O SR. PRESIDENTE: Damos por aberto os trabalhos da presente Sessão Solene destinada à entrega do Prêmio de Jornalismo Carmem da Silva ao Jornalista Gilberto Dimenstein.

Está com a palavra o proponente da homenagem, Ver. João Motta.

 

O SR. JOÃO MOTTA: Exmº Sr. Presidente da Casa; Ver. José Valdir; Exmº Sr. Homenageado, Jornalista Gilberto Dimenstein; Srs. Vereadores, Senhoras e Senhores. (Lê.)

“Carmem da Silva, feminista e Jornalista gaúcha, escreveu na revista ‘Cláudia’, durante muitos anos, na coluna intitulada ‘A Arte de Ser Mulher’. Foi redatora de assuntos femininos, expressando-se, invariavelmente, de maneira autônoma. Tinha no espírito traços de bom humor e ironia e escrevia artigos que caíam como UFOS incandescentes no marasmo em que dormitava a mulher brasileira daquela época.

Carmem da Silva morreu no dia 29 de abril de 1985, em Rezende, durante uma conferência sobre jornalismo e feminismo.

O Prêmio de Jornalismo, que leva seu nome, foi instituído no ano de 1991 e  um é conferido a veículos de comunicação, publicidade, programa, matéria jornalística, comunicadores ou jornalistas que tratem da problemática da mulher na sociedade contemporânea. O jornalista Gilberto Dimenstein é o primeiro a receber esta homenagem, pelo trabalho de pesquisa jornalística em ‘As Meninas da Noite’.

No Brasil os preconceitos culturais são manejados pela miséria. A prostituição - de homens e mulheres, é preciso que se diga - ganha formas modernas de organização, para conferir lucro e outros tantos miseráveis. Quem responsabilizar, afinal? O capitalismo? As elites? Parece-me reduzir demais a realidade, quando sabemos que existe neste País uma cultura de desumanidade e hipocrisia nos mais variados setores da sociedade, independente de classe, cor ou gênero.
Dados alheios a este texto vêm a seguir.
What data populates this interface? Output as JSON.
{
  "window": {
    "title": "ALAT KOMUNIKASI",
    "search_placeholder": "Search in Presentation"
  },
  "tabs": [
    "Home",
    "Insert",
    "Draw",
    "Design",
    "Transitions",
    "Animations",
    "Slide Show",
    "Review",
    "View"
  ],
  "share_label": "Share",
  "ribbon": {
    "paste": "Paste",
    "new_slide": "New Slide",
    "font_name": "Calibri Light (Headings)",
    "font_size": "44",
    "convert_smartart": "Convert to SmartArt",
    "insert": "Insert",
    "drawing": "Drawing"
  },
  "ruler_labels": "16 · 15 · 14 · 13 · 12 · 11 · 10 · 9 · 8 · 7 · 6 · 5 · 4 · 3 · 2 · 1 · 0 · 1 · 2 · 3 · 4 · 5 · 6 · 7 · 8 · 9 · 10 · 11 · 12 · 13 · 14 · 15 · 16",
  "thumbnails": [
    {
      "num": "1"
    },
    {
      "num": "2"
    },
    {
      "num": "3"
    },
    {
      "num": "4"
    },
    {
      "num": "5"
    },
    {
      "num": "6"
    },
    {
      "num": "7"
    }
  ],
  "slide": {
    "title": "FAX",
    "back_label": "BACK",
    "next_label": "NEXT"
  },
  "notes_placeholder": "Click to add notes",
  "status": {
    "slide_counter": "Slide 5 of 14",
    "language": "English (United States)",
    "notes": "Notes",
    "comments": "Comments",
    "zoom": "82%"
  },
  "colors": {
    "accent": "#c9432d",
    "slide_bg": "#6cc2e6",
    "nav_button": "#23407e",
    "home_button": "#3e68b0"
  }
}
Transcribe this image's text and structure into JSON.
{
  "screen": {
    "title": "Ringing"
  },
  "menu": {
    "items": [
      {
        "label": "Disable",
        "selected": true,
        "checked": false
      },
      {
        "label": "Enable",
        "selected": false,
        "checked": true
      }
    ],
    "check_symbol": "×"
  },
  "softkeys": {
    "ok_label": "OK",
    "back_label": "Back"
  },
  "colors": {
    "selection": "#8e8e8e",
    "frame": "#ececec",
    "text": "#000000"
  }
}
No mesmo momento em que pensamos nas formas de solucionar a fome da maioria da população brasileira, devemos inventar uma nova cultura, na qual alguns elementos me parecem fundamentais: responsabilidade, solidariedade e respeito à diferença.

Desde que alguns de nós reconheceram a impossibilidade da humanidade asséptica, dirigida por uma vontade totalitária, pretensamente verdadeira, passamos a enxergar de outra forma as tensões sociais, muito ‘além do bem e do mal’. Os pré-conceitos, ou seja, o entendimento “a priori’ da realidade podem, assim, ser considerados positivos, como objetos das disputas sociais; como fomentadores do dinamismo e como reconhecimento das diferenças, desde que maleáveis à troca e a possibilidade de socialização.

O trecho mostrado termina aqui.